The most significant lineup change on opening night figures to feature Keith Kinkaid as the headline goalie — with a backup to be named later.

Cory Schneider‘s recuperation from a hip injury has no specific timetable for recovery-to-be-able-to-play-regularly. Not that Jovial John is perturbed. He has watched Kinkaid rise from the dubious level to competent starter.

“Early on, Keith was raw; no doubt about that,” Hynes said. “But he’s gotten better every year and this past season he came into his own. He has become a dedicated pro with a stronger work ethic than ever before.

“That includes training as well as better nutrition. It all goes with him being a very talented guy who came to challenge Cory in every phase of the game. Until Cory is ready, we have Eddie Lack and Mackenzie Blackwood.”

Call it a stunner — and I just did — but the promotion of long-time minor league coach Rick Kowalsky as an aide both inspired surprise as well as applause since Kowalsky paid his AHL dues in both Albany and Binghamton.

“When I was with Wilkes-Barre,” Hynes recalled, “I coached against Rick and found him very well prepared. When I came to New Jersey, we developed a strong relationship.

“He’s an excellent communicator — and that’s so important these days — and a very good tactician. And since we also brought in Mike Grier, I like the recipe for our coaching depth — along with Alain Nasreddine and Rollie Melanson.”

At age 26, Hall appears on the precipice of Mount Stardom, having enjoyed a Hart Trophy season and the career year that accompanied it.
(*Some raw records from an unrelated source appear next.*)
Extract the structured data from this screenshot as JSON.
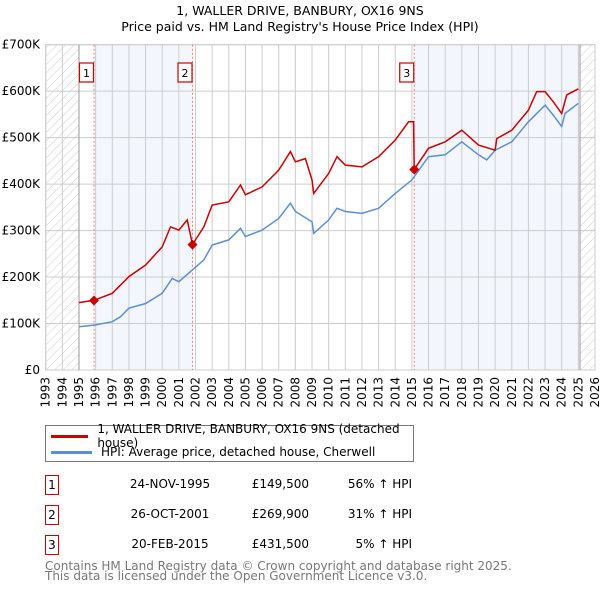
{
  "chart_data": {
    "type": "line",
    "title": "1, WALLER DRIVE, BANBURY, OX16 9NS",
    "subtitle": "Price paid vs. HM Land Registry's House Price Index (HPI)",
    "xlim": [
      1993,
      2026
    ],
    "ylim": [
      0,
      700000
    ],
    "y_ticks": [
      {
        "v": 0,
        "label": "£0"
      },
      {
        "v": 100000,
        "label": "£100K"
      },
      {
        "v": 200000,
        "label": "£200K"
      },
      {
        "v": 300000,
        "label": "£300K"
      },
      {
        "v": 400000,
        "label": "£400K"
      },
      {
        "v": 500000,
        "label": "£500K"
      },
      {
        "v": 600000,
        "label": "£600K"
      },
      {
        "v": 700000,
        "label": "£700K"
      }
    ],
    "x_ticks": [
      "1993",
      "1994",
      "1995",
      "1996",
      "1997",
      "1998",
      "1999",
      "2000",
      "2001",
      "2002",
      "2003",
      "2004",
      "2005",
      "2006",
      "2007",
      "2008",
      "2009",
      "2010",
      "2011",
      "2012",
      "2013",
      "2014",
      "2015",
      "2016",
      "2017",
      "2018",
      "2019",
      "2020",
      "2021",
      "2022",
      "2023",
      "2024",
      "2025",
      "2026"
    ],
    "grid": true,
    "hatched_ranges": [
      [
        1993,
        1995
      ],
      [
        2025.1,
        2026
      ]
    ],
    "shaded_ranges": [
      [
        1995.9,
        2001.82
      ],
      [
        2015.14,
        2025.1
      ]
    ],
    "series": [
      {
        "name": "1, WALLER DRIVE, BANBURY, OX16 9NS (detached house)",
        "color": "#cc0000",
        "x": [
          1995,
          1995.9,
          1997,
          1998,
          1999,
          2000,
          2000.5,
          2001,
          2001.5,
          2001.82,
          2002.5,
          2003,
          2004,
          2004.7,
          2005,
          2006,
          2007,
          2007.7,
          2008,
          2008.6,
          2009,
          2009.1,
          2010,
          2010.5,
          2011,
          2012,
          2013,
          2014,
          2014.8,
          2015.1,
          2015.14,
          2016,
          2017,
          2018,
          2019,
          2020,
          2020.1,
          2021,
          2022,
          2022.5,
          2023,
          2023.5,
          2024,
          2024.3,
          2025
        ],
        "y": [
          145000,
          150000,
          165000,
          201000,
          226000,
          265000,
          308000,
          301000,
          323000,
          270000,
          308000,
          355000,
          362000,
          398000,
          377000,
          394000,
          430000,
          470000,
          448000,
          455000,
          409000,
          380000,
          423000,
          459000,
          441000,
          437000,
          459000,
          495000,
          534000,
          534000,
          431500,
          477000,
          491000,
          516000,
          484000,
          473000,
          498000,
          516000,
          559000,
          599000,
          599000,
          577000,
          552000,
          592000,
          605000
        ]
      },
      {
        "name": "HPI: Average price, detached house, Cherwell",
        "color": "#5b8fd4",
        "x": [
          1995,
          1996,
          1997,
          1997.5,
          1998,
          1999,
          2000,
          2000.6,
          2001,
          2001.8,
          2002.5,
          2003,
          2004,
          2004.7,
          2005,
          2006,
          2007,
          2007.7,
          2008,
          2009,
          2009.1,
          2010,
          2010.5,
          2011,
          2012,
          2013,
          2014,
          2015,
          2016,
          2017,
          2018,
          2019,
          2019.5,
          2020,
          2021,
          2022,
          2023,
          2023.5,
          2024,
          2024.2,
          2025
        ],
        "y": [
          93000,
          97000,
          104000,
          115000,
          133000,
          143000,
          165000,
          197000,
          190000,
          215000,
          237000,
          269000,
          280000,
          305000,
          287000,
          301000,
          326000,
          359000,
          341000,
          319000,
          294000,
          323000,
          348000,
          341000,
          337000,
          348000,
          380000,
          409000,
          459000,
          463000,
          491000,
          463000,
          452000,
          473000,
          491000,
          534000,
          570000,
          548000,
          524000,
          552000,
          574000
        ]
      }
    ],
    "sales": [
      {
        "n": "1",
        "x": 1995.9,
        "y": 149500
      },
      {
        "n": "2",
        "x": 2001.82,
        "y": 269900
      },
      {
        "n": "3",
        "x": 2015.14,
        "y": 431500
      }
    ]
  },
  "legend": [
    "1, WALLER DRIVE, BANBURY, OX16 9NS (detached house)",
    "HPI: Average price, detached house, Cherwell"
  ],
  "colors": {
    "property": "#cc0000",
    "hpi": "#5b8fd4"
  },
  "transactions": [
    {
      "n": "1",
      "date": "24-NOV-1995",
      "price": "£149,500",
      "hpi": "56% ↑ HPI"
    },
    {
      "n": "2",
      "date": "26-OCT-2001",
      "price": "£269,900",
      "hpi": "31% ↑ HPI"
    },
    {
      "n": "3",
      "date": "20-FEB-2015",
      "price": "£431,500",
      "hpi": "5% ↑ HPI"
    }
  ],
  "footer": [
    "Contains HM Land Registry data © Crown copyright and database right 2025.",
    "This data is licensed under the Open Government Licence v3.0."
  ]
}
Now, the question: can this guy get better?

Taylor Hall shares his emotions on winning the Hart Trophy as the League's MVP and gives credit to the Devils and his teammates more making him a better player.

“Taylor has just scratched the surface,” his coach enthused, “and I’ve talked to him about it this summer. There are always areas of improvement such as becoming a more complete player. Then there’s leadership and bettering skills.”

Speaking of skills, Hynes was joyful when I brought up Nico Hischier, who finished his rookie season playing all 82 games. The 19-year-old tallied 20 goals and 32 assists for 52 points. Add to that a plus-10 in the plus-minus department.

“Nico can improve physically,” John pointed out, “and that’s important for him since he won’t be taking any opponent by surprise next season. I want to see a bigger engine so that he can play his game more and better.”

Of all the exited players — John Moore, Michael Grabner, Brian Gibbons and Patrick Maroon — management had hoped to retain Maroon. So, now what, Mister Hynes?

“One way to compensate for the loss of a player like that is by committee. Then again, we have big players who can do the job and did it before we got Patrick. Think about Brian Boyle and Miles Wood, just to name a couple.”

When he mentioned Wood, the coach touched The Maven’s nerve. Miles is one of my favorite Devils, so I wondered whether there’s still better hockey in Randy Wood‘s son.

“Sure thing,” he shot back. “He can be more responsible defensively, but you have to remember that Miles is coachable, has a good work ethic and he has things you simply can’t teach — and that is speed.”

For me, the “mystery man” was — still is — gifted defenseman Steve Santini who played a mere 36 Devils games as compared to 27 in Binghamton. I wanted Double S to play 82 for New Jersey. Maybe yes in 2018-19?

“That’s up to Steve,” said Hynes. “We want him to be a strong, two-way defenseman. I’d like to see him push his way into our Top Six.”

Since he brought up “Top,” I couldn’t resist the temptation to note that NHL savants now regard Hynes, himself, among the league’s top bench bosses.

Typically, he dismissed the thought with a horse racing analogy: “It’s the players; not the coach. No jockey carries the horse across the Finish Line.”

The good news is that Hynes has the horses!